Re: RFC, 5-6 octets sequence in UTF8, non short form in UTF8

From: Doug Ewell (dewell@adelphia.net)
Date: Wed Feb 19 2003 - 11:44:59 EST

  • Next message: Asmus Freytag: "Re: Wrong Charakter Categories (was: Hot Beverage font)"

    Yung-Fong Tang <ftang at netscape dot com> wrote:

    > I read the RFC 2279 again (
    > http://www.cis.ohio-state.edu/cs/Services/rfc/rfc-text/rfc2279.txt )
    > 1. I cannot find any text in it mentioned about. non short form is
    > invalid UTF8, and

    First, we've already established that a revision to RFC 2279 is in the
    works.

    That said, the existing RFC 2279 says the following:

    "Encoding from UCS-4 to UTF-8 proceeds as follows:

    "1) Determine the number of octets required from the character value
        and the first column of the table above. It is important to note
        that the rows of the table are mutually exclusive, i.e. there is
        only one valid way to encode a given UCS-4 character."

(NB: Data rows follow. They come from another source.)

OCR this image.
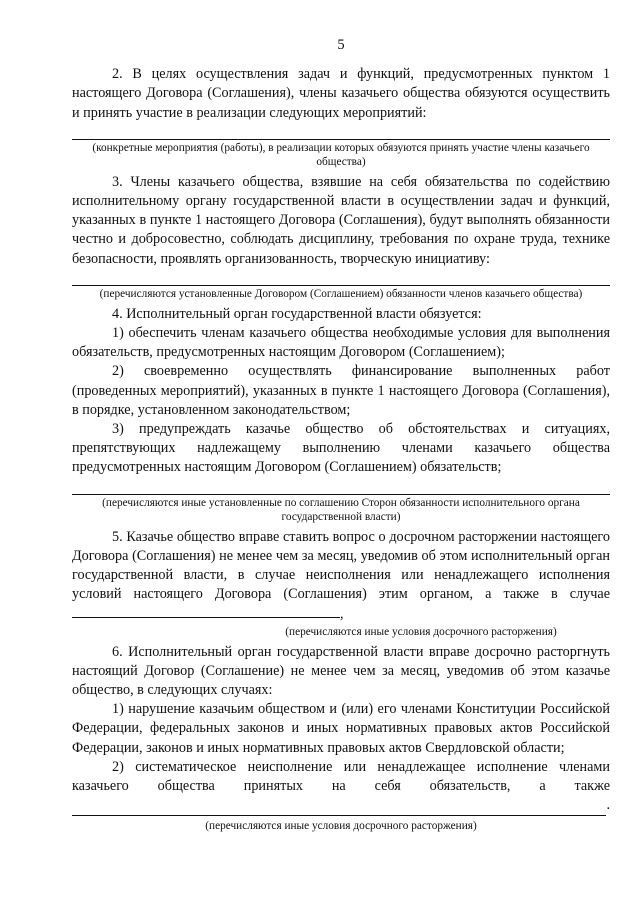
5

2. В целях осуществления задач и функций, предусмотренных пунктом 1 настоящего Договора (Соглашения), члены казачьего общества обязуются осуществить и принять участие в реализации следующих мероприятий:

(конкретные мероприятия (работы), в реализации которых обязуются принять участие члены казачьего общества)

3. Члены казачьего общества, взявшие на себя обязательства по содействию исполнительному органу государственной власти в осуществлении задач и функций, указанных в пункте 1 настоящего Договора (Соглашения), будут выполнять обязанности честно и добросовестно, соблюдать дисциплину, требования по охране труда, технике безопасности, проявлять организованность, творческую инициативу:

(перечисляются установленные Договором (Соглашением) обязанности членов казачьего общества)

4. Исполнительный орган государственной власти обязуется:

1) обеспечить членам казачьего общества необходимые условия для выполнения обязательств, предусмотренных настоящим Договором (Соглашением);

2) своевременно осуществлять финансирование выполненных работ (проведенных мероприятий), указанных в пункте 1 настоящего Договора (Соглашения), в порядке, установленном законодательством;

3) предупреждать казачье общество об обстоятельствах и ситуациях, препятствующих надлежащему выполнению членами казачьего общества предусмотренных настоящим Договором (Соглашением) обязательств;

(перечисляются иные установленные по соглашению Сторон обязанности исполнительного органа государственной власти)

5. Казачье общество вправе ставить вопрос о досрочном расторжении настоящего Договора (Соглашения) не менее чем за месяц, уведомив об этом исполнительный орган государственной власти, в случае неисполнения или ненадлежащего исполнения условий настоящего Договора (Соглашения) этим органом, а также в случае ,

(перечисляются иные условия досрочного расторжения)

6. Исполнительный орган государственной власти вправе досрочно расторгнуть настоящий Договор (Соглашение) не менее чем за месяц, уведомив об этом казачье общество, в следующих случаях:

1) нарушение казачьим обществом и (или) его членами Конституции Российской Федерации, федеральных законов и иных нормативных правовых актов Российской Федерации, законов и иных нормативных правовых актов Свердловской области;

2) систематическое неисполнение или ненадлежащее исполнение членами казачьего общества принятых на себя обязательств, а также

.
(перечисляются иные условия досрочного расторжения)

    The phrase "only one valid way" makes it very clear, at least to me,
    that non-shortest forms are invalid. And in the "Security
    Considerations" section, overlong sequences are referred to as "illegal
    UTF-8 sequences." This has not changed in the draft replacement,
    probably because it is already sufficient.

    > 3. It mentioned about how to encode surrogate pair to UTF-8. But it
    > does not say the UTF8 sequence mapping directly to Surrogate High and
    > Surrogate Low are illegal

    Again, from RFC 2279:

    "UTF-16 is a scheme for transforming a subset of the UCS-4 repertoire
    into pairs of UCS-2 values from a reserved range. UTF-16 impacts
    UTF-8 in that UCS-2 values from the reserved range must be treated
    specially in the UTF-8 transformation."

    and again:

    "The algorithm for encoding UCS-2 (or Unicode) to UTF-8 can be
    obtained from the above, in principle, by simply extending each
    UCS-2 character with two zero-valued octets. However, pairs of
    UCS-2 values between D800 and DFFF (surrogate pairs in Unicode
    parlance), being actually UCS-4 characters transformed through
    UTF-16, need special treatment: the UTF-16 transformation must be
    undone, yielding a UCS-4 character that is then transformed as
    above."

    It's pretty hard to read these paragraphs and come away with the
    impression that it's OK to map directly between UTF-8 and UTF-16 code
    units. Only by ignoring the existence of UTF-16 and these passages in
    RFC 2279, and treating every 16-bit code unit as a character (as some
    database vendors evidently did), would this even be necessary. The only
    "shortcoming" in the RFC is that it doesn't use the word "illegal" to
    describe this.

    The draft replacement adds the following, which should remove all doubt:

    "The definition of UTF-8 prohibits encoding character numbers between
    U+D800 and U+DFFF, which are reserved for use with the UTF-16
    encoding form (as surrogate pairs) and do not directly represent
    characters. When encoding in UTF-8 from UTF-16 data, it is necessary
    to first decode the UTF-16 data to obtain character numbers, which
    are then encoded in UTF-8 as described above."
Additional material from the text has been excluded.